Cuantos más pozos, mejor.
Además, con el carácter de los lobitos, después de cavar algunos pozos probablemente encontrarían un nuevo pasatiempo.
Para entonces, bastaría con limpiar y ordenar los pozos para poder usarlos.
Hacía felices a los lobitos y facilitaba el uso de agua en la tribu.
Mataba dos pájaros de un tiro.
—¡Bien!
Los lobitos no vieron las verdaderas intenciones de Bai Tu.
Creyeron que de verdad les permitía cavar por diversión.
Normalmente podían jugar, pero cavar pozos tenía restricciones.
Después de todo, nadie quería caminar tranquilamente por el camino y de pronto caer en un agujero.
Ahora podían cavar libremente.
Naturalmente estaban felices.
Lo más importante era que, cuando jugaban normalmente, Bai Tu no les daba herramientas.
Pero ahora, sin exigir nada, les permitía tomarlas para jugar.
Definitivamente era la primera vez desde que lo conocían.
A Lang Ze se le encendió una chispa de inspiración.
Sintió que algo no estaba bien.
—Jefe, ¿no nos vamos? —preguntó el lobito detrás de Lang Ze al verlo inmóvil—. ¡Pronto oscurecerá!
Aunque también podían cavar de noche, al anochecer debían comer.
Y al comer se perdía tiempo.
—Volvamos a mirar —dijo Lang Ze, felicitándose por su propia inteligencia.
Bai Tu seguramente le ocultaba algo.
—¿Volver a mirar qué?
El lobito estaba confundido.
No entendía por qué, estando casi en el lugar, tenían que regresar.
—Yo tampoco lo sé —Lang Ze negó con la cabeza—. Por eso tengo que volver a mirar.
Definitivamente podría ver qué cosa le estaba ocultando Bai Tu.
Los lobitos siempre respondían a una sola llamada.
Al escuchar las palabras de Lang Ze, los demás siguieron de inmediato sus pasos.

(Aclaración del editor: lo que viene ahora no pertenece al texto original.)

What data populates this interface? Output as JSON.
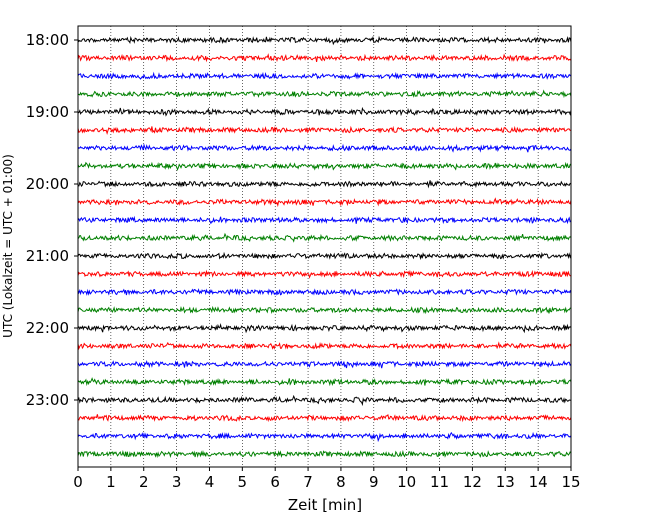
{
  "chart_data": {
    "type": "line",
    "title": "",
    "xlabel": "Zeit  [min]",
    "ylabel": "UTC (Lokalzeit = UTC + 01:00)",
    "xlim": [
      0,
      15
    ],
    "x_ticks": [
      "0",
      "1",
      "2",
      "3",
      "4",
      "5",
      "6",
      "7",
      "8",
      "9",
      "10",
      "11",
      "12",
      "13",
      "14",
      "15"
    ],
    "y_tick_labels": [
      "18:00",
      "19:00",
      "20:00",
      "21:00",
      "22:00",
      "23:00"
    ],
    "grid": "vertical dotted at each minute",
    "colors": [
      "#000000",
      "#ff0000",
      "#0000ff",
      "#008000"
    ],
    "series": [
      {
        "start": "18:00",
        "color": "#000000"
      },
      {
        "start": "18:15",
        "color": "#ff0000"
      },
      {
        "start": "18:30",
        "color": "#0000ff"
      },
      {
        "start": "18:45",
        "color": "#008000"
      },
      {
        "start": "19:00",
        "color": "#000000"
      },
      {
        "start": "19:15",
        "color": "#ff0000"
      },
      {
        "start": "19:30",
        "color": "#0000ff"
      },
      {
        "start": "19:45",
        "color": "#008000"
      },
      {
        "start": "20:00",
        "color": "#000000"
      },
      {
        "start": "20:15",
        "color": "#ff0000"
      },
      {
        "start": "20:30",
        "color": "#0000ff"
      },
      {
        "start": "20:45",
        "color": "#008000"
      },
      {
        "start": "21:00",
        "color": "#000000"
      },
      {
        "start": "21:15",
        "color": "#ff0000"
      },
      {
        "start": "21:30",
        "color": "#0000ff"
      },
      {
        "start": "21:45",
        "color": "#008000"
      },
      {
        "start": "22:00",
        "color": "#000000"
      },
      {
        "start": "22:15",
        "color": "#ff0000"
      },
      {
        "start": "22:30",
        "color": "#0000ff"
      },
      {
        "start": "22:45",
        "color": "#008000"
      },
      {
        "start": "23:00",
        "color": "#000000"
      },
      {
        "start": "23:15",
        "color": "#ff0000"
      },
      {
        "start": "23:30",
        "color": "#0000ff"
      },
      {
        "start": "23:45",
        "color": "#008000"
      }
    ]
  }
}
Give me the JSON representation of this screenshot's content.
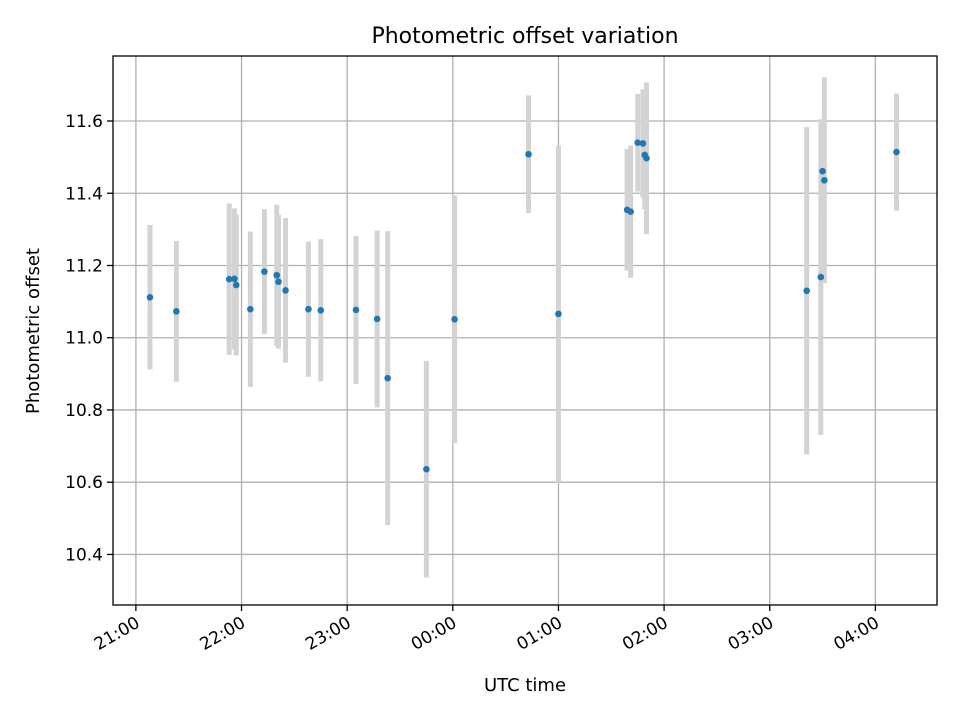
{
  "chart_data": {
    "type": "scatter",
    "title": "Photometric offset variation",
    "xlabel": "UTC time",
    "ylabel": "Photometric offset",
    "xlim": [
      "20:47",
      "04:35"
    ],
    "ylim": [
      10.26,
      11.78
    ],
    "x_ticks": [
      "21:00",
      "22:00",
      "23:00",
      "00:00",
      "01:00",
      "02:00",
      "03:00",
      "04:00"
    ],
    "y_ticks": [
      "10.4",
      "10.6",
      "10.8",
      "11.0",
      "11.2",
      "11.4",
      "11.6"
    ],
    "grid": true,
    "point_color": "#1f77b4",
    "errorbar_color": "#d3d3d3",
    "points": [
      {
        "t": "21:08",
        "y": 11.112,
        "err": 0.2
      },
      {
        "t": "21:23",
        "y": 11.073,
        "err": 0.195
      },
      {
        "t": "21:53",
        "y": 11.162,
        "err": 0.21
      },
      {
        "t": "21:56",
        "y": 11.163,
        "err": 0.195
      },
      {
        "t": "21:57",
        "y": 11.146,
        "err": 0.195
      },
      {
        "t": "22:05",
        "y": 11.079,
        "err": 0.215
      },
      {
        "t": "22:13",
        "y": 11.183,
        "err": 0.173
      },
      {
        "t": "22:20",
        "y": 11.173,
        "err": 0.195
      },
      {
        "t": "22:21",
        "y": 11.155,
        "err": 0.185
      },
      {
        "t": "22:25",
        "y": 11.131,
        "err": 0.2
      },
      {
        "t": "22:38",
        "y": 11.079,
        "err": 0.187
      },
      {
        "t": "22:45",
        "y": 11.076,
        "err": 0.197
      },
      {
        "t": "23:05",
        "y": 11.077,
        "err": 0.205
      },
      {
        "t": "23:17",
        "y": 11.052,
        "err": 0.245
      },
      {
        "t": "23:23",
        "y": 10.888,
        "err": 0.407
      },
      {
        "t": "23:45",
        "y": 10.636,
        "err": 0.3
      },
      {
        "t": "00:01",
        "y": 11.051,
        "err": 0.343
      },
      {
        "t": "00:43",
        "y": 11.508,
        "err": 0.163
      },
      {
        "t": "01:00",
        "y": 11.066,
        "err": 0.467
      },
      {
        "t": "01:39",
        "y": 11.354,
        "err": 0.168
      },
      {
        "t": "01:41",
        "y": 11.349,
        "err": 0.183
      },
      {
        "t": "01:45",
        "y": 11.54,
        "err": 0.135
      },
      {
        "t": "01:48",
        "y": 11.538,
        "err": 0.15
      },
      {
        "t": "01:49",
        "y": 11.506,
        "err": 0.15
      },
      {
        "t": "01:50",
        "y": 11.497,
        "err": 0.21
      },
      {
        "t": "03:21",
        "y": 11.13,
        "err": 0.453
      },
      {
        "t": "03:29",
        "y": 11.168,
        "err": 0.437
      },
      {
        "t": "03:30",
        "y": 11.461,
        "err": 0.13
      },
      {
        "t": "03:31",
        "y": 11.436,
        "err": 0.285
      },
      {
        "t": "04:12",
        "y": 11.514,
        "err": 0.162
      }
    ]
  }
}
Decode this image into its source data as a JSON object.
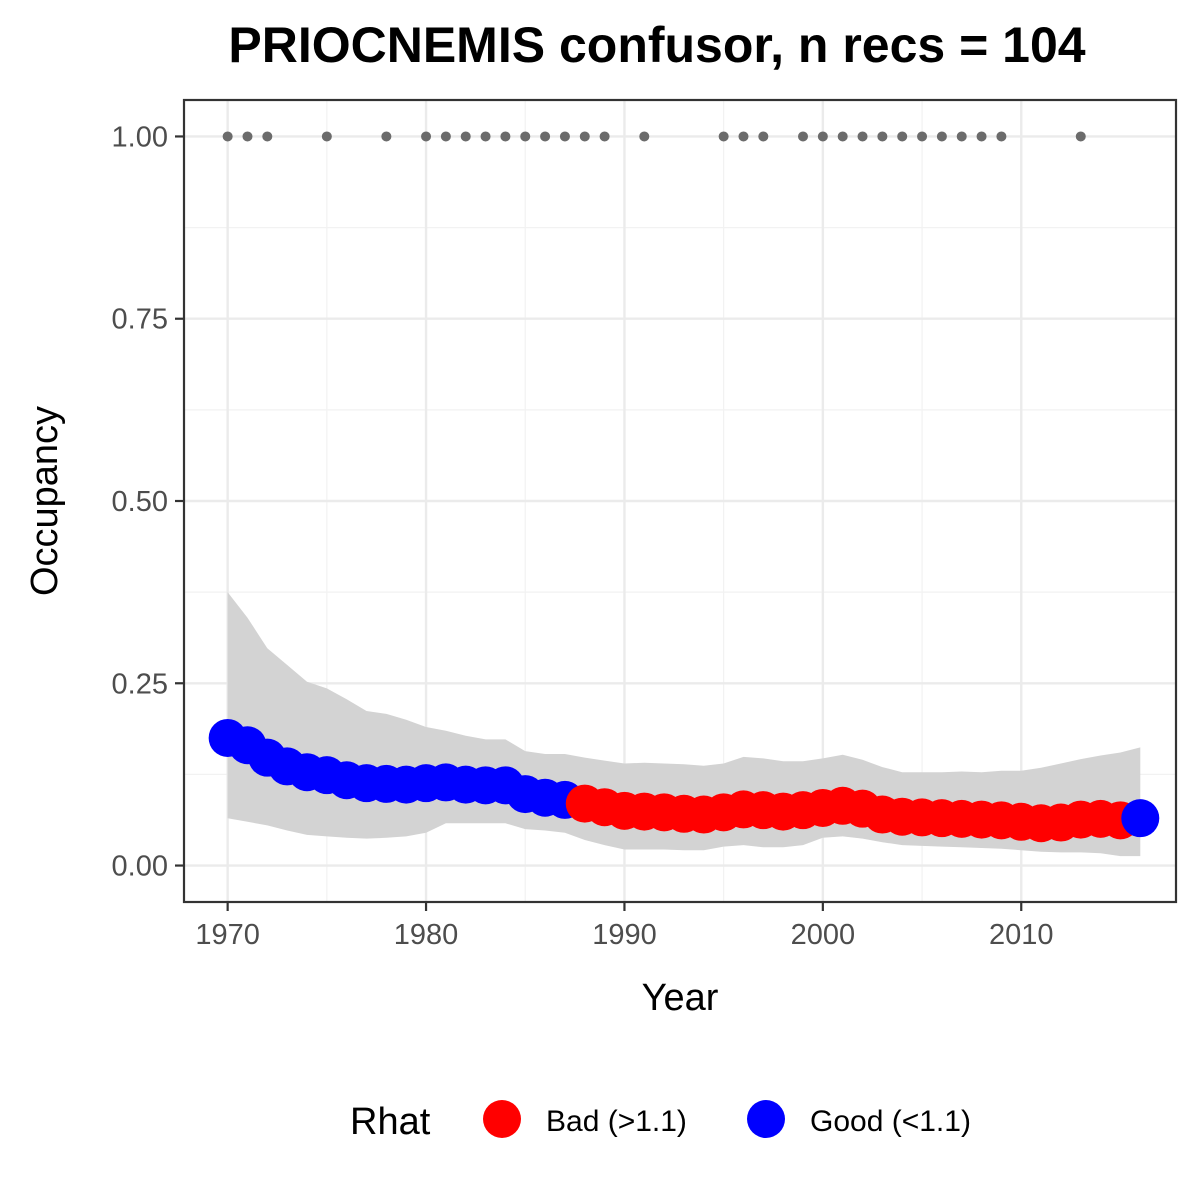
{
  "chart_data": {
    "type": "scatter",
    "title": "PRIOCNEMIS confusor, n recs = 104",
    "xlabel": "Year",
    "ylabel": "Occupancy",
    "xlim": [
      1967.8,
      2017.8
    ],
    "ylim": [
      -0.05,
      1.05
    ],
    "x_ticks": [
      1970,
      1980,
      1990,
      2000,
      2010
    ],
    "x_tick_labels": [
      "1970",
      "1980",
      "1990",
      "2000",
      "2010"
    ],
    "y_ticks": [
      0,
      0.25,
      0.5,
      0.75,
      1
    ],
    "y_tick_labels": [
      "0.00",
      "0.25",
      "0.50",
      "0.75",
      "1.00"
    ],
    "grid": true,
    "legend": {
      "title": "Rhat",
      "position": "bottom",
      "entries": [
        {
          "label": "Bad (>1.1)",
          "color": "#ff0000"
        },
        {
          "label": "Good (<1.1)",
          "color": "#0000ff"
        }
      ]
    },
    "colors": {
      "bad": "#ff0000",
      "good": "#0000ff",
      "records": "#6b6b6b",
      "ribbon": "#d3d3d3"
    },
    "occupancy": {
      "years": [
        1970,
        1971,
        1972,
        1973,
        1974,
        1975,
        1976,
        1977,
        1978,
        1979,
        1980,
        1981,
        1982,
        1983,
        1984,
        1985,
        1986,
        1987,
        1988,
        1989,
        1990,
        1991,
        1992,
        1993,
        1994,
        1995,
        1996,
        1997,
        1998,
        1999,
        2000,
        2001,
        2002,
        2003,
        2004,
        2005,
        2006,
        2007,
        2008,
        2009,
        2010,
        2011,
        2012,
        2013,
        2014,
        2015,
        2016
      ],
      "mean": [
        0.175,
        0.165,
        0.148,
        0.136,
        0.128,
        0.124,
        0.117,
        0.113,
        0.112,
        0.111,
        0.113,
        0.114,
        0.111,
        0.11,
        0.11,
        0.098,
        0.093,
        0.09,
        0.085,
        0.08,
        0.075,
        0.074,
        0.073,
        0.071,
        0.07,
        0.073,
        0.077,
        0.076,
        0.074,
        0.076,
        0.079,
        0.082,
        0.078,
        0.07,
        0.067,
        0.066,
        0.065,
        0.064,
        0.063,
        0.062,
        0.06,
        0.058,
        0.059,
        0.063,
        0.064,
        0.062,
        0.065
      ],
      "rhat": [
        "good",
        "good",
        "good",
        "good",
        "good",
        "good",
        "good",
        "good",
        "good",
        "good",
        "good",
        "good",
        "good",
        "good",
        "good",
        "good",
        "good",
        "good",
        "bad",
        "bad",
        "bad",
        "bad",
        "bad",
        "bad",
        "bad",
        "bad",
        "bad",
        "bad",
        "bad",
        "bad",
        "bad",
        "bad",
        "bad",
        "bad",
        "bad",
        "bad",
        "bad",
        "bad",
        "bad",
        "bad",
        "bad",
        "bad",
        "bad",
        "bad",
        "bad",
        "bad",
        "good"
      ],
      "lower": [
        0.065,
        0.06,
        0.055,
        0.048,
        0.042,
        0.04,
        0.038,
        0.037,
        0.038,
        0.04,
        0.045,
        0.058,
        0.058,
        0.058,
        0.058,
        0.05,
        0.048,
        0.045,
        0.035,
        0.028,
        0.022,
        0.022,
        0.022,
        0.021,
        0.021,
        0.026,
        0.028,
        0.025,
        0.025,
        0.028,
        0.038,
        0.04,
        0.037,
        0.032,
        0.028,
        0.027,
        0.026,
        0.025,
        0.024,
        0.023,
        0.021,
        0.019,
        0.018,
        0.018,
        0.017,
        0.013,
        0.013
      ],
      "upper": [
        0.375,
        0.34,
        0.298,
        0.275,
        0.252,
        0.243,
        0.228,
        0.212,
        0.208,
        0.2,
        0.19,
        0.185,
        0.178,
        0.173,
        0.173,
        0.157,
        0.153,
        0.153,
        0.148,
        0.144,
        0.14,
        0.141,
        0.14,
        0.139,
        0.137,
        0.14,
        0.149,
        0.147,
        0.143,
        0.143,
        0.147,
        0.152,
        0.145,
        0.135,
        0.128,
        0.128,
        0.128,
        0.129,
        0.128,
        0.13,
        0.13,
        0.134,
        0.14,
        0.146,
        0.151,
        0.155,
        0.162
      ]
    },
    "record_years": [
      1970,
      1971,
      1972,
      1975,
      1978,
      1980,
      1981,
      1982,
      1983,
      1984,
      1985,
      1986,
      1987,
      1988,
      1989,
      1991,
      1995,
      1996,
      1997,
      1999,
      2000,
      2001,
      2002,
      2003,
      2004,
      2005,
      2006,
      2007,
      2008,
      2009,
      2013
    ],
    "record_value": 1
  }
}
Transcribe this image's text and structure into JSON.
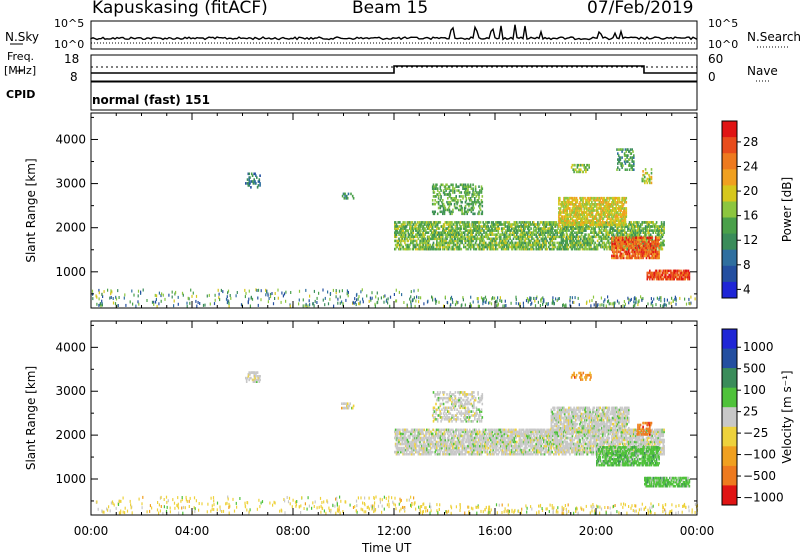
{
  "header": {
    "station": "Kapuskasing (fitACF)",
    "beam": "Beam 15",
    "date": "07/Feb/2019"
  },
  "noise_panel": {
    "left_label": "N.Sky",
    "right_label": "N.Search",
    "left_ticks": [
      "10^5",
      "10^0"
    ],
    "right_ticks": [
      "10^5",
      "10^0"
    ]
  },
  "freq_panel": {
    "left_label_1": "Freq.",
    "left_label_2": "[MHz]",
    "right_label": "Nave",
    "left_ticks": [
      "18",
      "8"
    ],
    "right_ticks": [
      "60",
      "0"
    ]
  },
  "cpid_panel": {
    "label": "CPID",
    "mode": "normal (fast) 151"
  },
  "colors": {
    "power": [
      "#1f26d6",
      "#244fa0",
      "#2f6f9f",
      "#3a8c5a",
      "#4aa04a",
      "#8cc63f",
      "#d6c71c",
      "#f0a020",
      "#ee7a1f",
      "#e84c1c",
      "#e01414"
    ],
    "velocity": [
      "#e01414",
      "#ee7a1f",
      "#f0a020",
      "#eed23c",
      "#c8c8c8",
      "#4fc23a",
      "#3a8c5a",
      "#244fa0",
      "#1f26d6"
    ]
  },
  "chart_data": [
    {
      "type": "heatmap",
      "quantity": "power",
      "ylabel": "Slant Range [km]",
      "ylim": [
        180,
        4600
      ],
      "yticks": [
        "1000",
        "2000",
        "3000",
        "4000"
      ],
      "xlabel": "Time UT",
      "xlim": [
        "00:00",
        "24:00"
      ],
      "xticks": [
        "00:00",
        "04:00",
        "08:00",
        "12:00",
        "16:00",
        "20:00",
        "00:00"
      ],
      "colorbar": {
        "label": "Power [dB]",
        "ticks": [
          "28",
          "24",
          "20",
          "16",
          "12",
          "8",
          "4"
        ],
        "range": [
          0,
          30
        ]
      },
      "regions": [
        {
          "t0": 6.1,
          "t1": 6.7,
          "r0": 2900,
          "r1": 3250,
          "level": 0.25,
          "density": 0.3
        },
        {
          "t0": 9.9,
          "t1": 10.4,
          "r0": 2650,
          "r1": 2800,
          "level": 0.3,
          "density": 0.3
        },
        {
          "t0": 12.0,
          "t1": 22.7,
          "r0": 1500,
          "r1": 2150,
          "level": 0.45,
          "density": 0.55
        },
        {
          "t0": 13.5,
          "t1": 15.5,
          "r0": 2300,
          "r1": 3000,
          "level": 0.4,
          "density": 0.3
        },
        {
          "t0": 18.5,
          "t1": 21.2,
          "r0": 2050,
          "r1": 2700,
          "level": 0.6,
          "density": 0.6
        },
        {
          "t0": 20.6,
          "t1": 22.5,
          "r0": 1300,
          "r1": 1800,
          "level": 0.85,
          "density": 0.6
        },
        {
          "t0": 22.0,
          "t1": 23.7,
          "r0": 820,
          "r1": 1050,
          "level": 0.9,
          "density": 0.7
        },
        {
          "t0": 19.0,
          "t1": 19.8,
          "r0": 3250,
          "r1": 3450,
          "level": 0.5,
          "density": 0.3
        },
        {
          "t0": 20.8,
          "t1": 21.5,
          "r0": 3300,
          "r1": 3800,
          "level": 0.35,
          "density": 0.3
        },
        {
          "t0": 21.8,
          "t1": 22.2,
          "r0": 3000,
          "r1": 3350,
          "level": 0.55,
          "density": 0.3
        }
      ]
    },
    {
      "type": "heatmap",
      "quantity": "velocity",
      "ylabel": "Slant Range [km]",
      "ylim": [
        180,
        4600
      ],
      "yticks": [
        "1000",
        "2000",
        "3000",
        "4000"
      ],
      "xlabel": "Time UT",
      "xlim": [
        "00:00",
        "24:00"
      ],
      "xticks": [
        "00:00",
        "04:00",
        "08:00",
        "12:00",
        "16:00",
        "20:00",
        "00:00"
      ],
      "colorbar": {
        "label": "Velocity [m s⁻¹]",
        "ticks": [
          "1000",
          "500",
          "100",
          "25",
          "−25",
          "−100",
          "−500",
          "−1000"
        ],
        "range": [
          -1000,
          1000
        ]
      },
      "regions": [
        {
          "t0": 6.1,
          "t1": 6.7,
          "r0": 3200,
          "r1": 3450,
          "level": 0.45,
          "density": 0.3
        },
        {
          "t0": 9.9,
          "t1": 10.4,
          "r0": 2600,
          "r1": 2750,
          "level": 0.45,
          "density": 0.3
        },
        {
          "t0": 12.0,
          "t1": 22.7,
          "r0": 1550,
          "r1": 2150,
          "level": 0.5,
          "density": 0.6
        },
        {
          "t0": 13.5,
          "t1": 15.5,
          "r0": 2300,
          "r1": 3000,
          "level": 0.48,
          "density": 0.3
        },
        {
          "t0": 18.2,
          "t1": 21.3,
          "r0": 2050,
          "r1": 2650,
          "level": 0.5,
          "density": 0.6
        },
        {
          "t0": 20.0,
          "t1": 22.5,
          "r0": 1300,
          "r1": 1750,
          "level": 0.62,
          "density": 0.6
        },
        {
          "t0": 21.9,
          "t1": 23.7,
          "r0": 820,
          "r1": 1050,
          "level": 0.62,
          "density": 0.7
        },
        {
          "t0": 19.0,
          "t1": 19.8,
          "r0": 3250,
          "r1": 3450,
          "level": 0.2,
          "density": 0.3
        },
        {
          "t0": 21.6,
          "t1": 22.2,
          "r0": 2000,
          "r1": 2300,
          "level": 0.15,
          "density": 0.4
        }
      ]
    }
  ]
}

El grupo no había salido ni por el tiempo de una comida y ya comenzó a regresar.
…
Bai Tu estaba investigando cómo sacar agua con más facilidad.
Después de todo, atar un cubo de madera con una cuerda y lanzarlo hacia abajo no solo era problemático.
Los hombres bestia con poca fuerza incluso podían ser arrastrados hacia abajo.
Una forma más segura era instalar sobre el pozo un dispositivo parecido a un torno de pozo.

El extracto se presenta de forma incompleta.